Mol Cell Proteomics. 2011 May;10(5):M110.000455. doi: 10.1074/mcp.M110.000455. Epub 2011 Feb 14.
Identification of proteins and their modifications via liquid chromatography-tandem mass spectrometry is an important task for the field of proteomics. However, because of the complexity of tandem mass spectra, the majority of the spectra cannot be identified. The presence of unanticipated protein modifications is among the major reasons for the low spectral identification rate. The conventional database search approach to protein identification has inherent difficulties in comprehensive detection of protein modifications. In recent years, increasing efforts have been devoted to developing unrestrictive approaches to modification identification, but they often suffer from their lack of speed. This paper presents a statistical algorithm named DeltAMT (Delta Accurate Mass and Time) for fast detection of abundant protein modifications from tandem mass spectra with high-accuracy precursor masses. The algorithm is based on the fact that the modified and unmodified versions of a peptide are usually present simultaneously in a sample and their spectra are correlated with each other in precursor masses and retention times. By representing each pair of spectra as a delta mass and time vector, bivariate Gaussian mixture models are used to detect modification-related spectral pairs. Unlike previous approaches to unrestrictive modification identification that mainly rely upon the fragment information and the mass dimension in liquid chromatography-tandem mass spectrometry, the proposed algorithm makes the most of precursor information. Thus, it is highly efficient while being accurate and sensitive. On two published data sets, the algorithm effectively detected various modifications and other interesting events, yielding deep insights into the data. Based on these discoveries, the spectral identification rates were significantly increased and many modified peptides were identified.

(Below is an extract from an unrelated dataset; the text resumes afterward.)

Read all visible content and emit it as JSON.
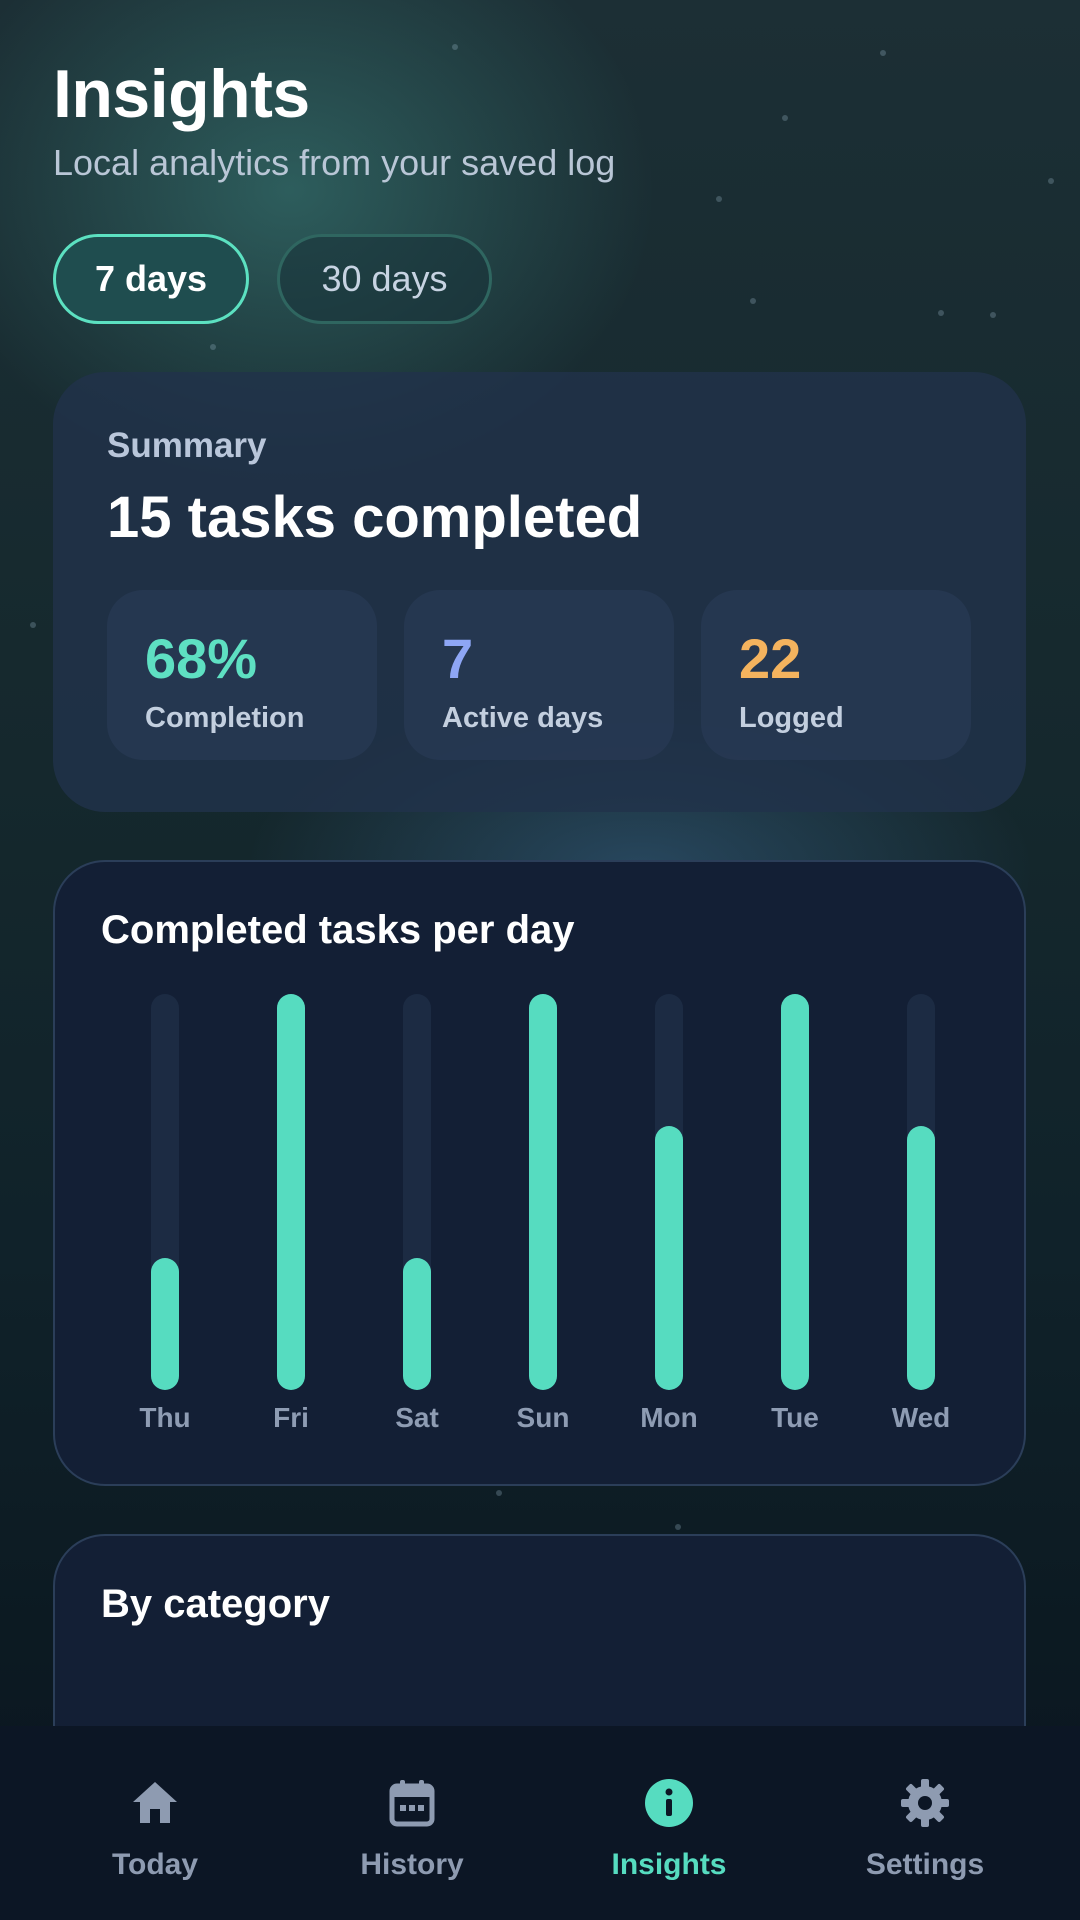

通过液相色谱-串联质谱法鉴定蛋白质及其修饰物是蛋白质组学领域的一项重要任务。然而,由于串联质谱的复杂性,大多数谱图无法被识别。未预料到的蛋白质修饰的存在是导致光谱鉴定率低的主要原因之一。传统的数据库搜索方法在蛋白质修饰的全面检测方面存在固有困难。近年来,人们越来越致力于开发无限制的修饰鉴定方法,但它们往往因缺乏速度而受到限制。本文提出了一种名为 DeltAMT(Delta 精确质量和时间)的统计算法,用于从具有高精度前体质量的串联质谱中快速检测丰富的蛋白质修饰。该算法基于这样一个事实,即肽的修饰和未修饰版本通常同时存在于样品中,并且它们的谱图在前体质量和保留时间上相互关联。通过将每对谱图表示为一个 delta 质量和时间向量,使用双变量高斯混合模型来检测与修饰相关的谱图对。与主要依赖于液相色谱-串联质谱中的碎片信息和质量维度的无限制修饰鉴定方法不同,所提出的算法充分利用了前体信息。因此,它既高效又准确和灵敏。在两个已发表的数据集上,该算法有效地检测了各种修饰和其他有趣的事件,深入了解了数据。基于这些发现,光谱鉴定率显著提高,许多修饰肽被鉴定出来。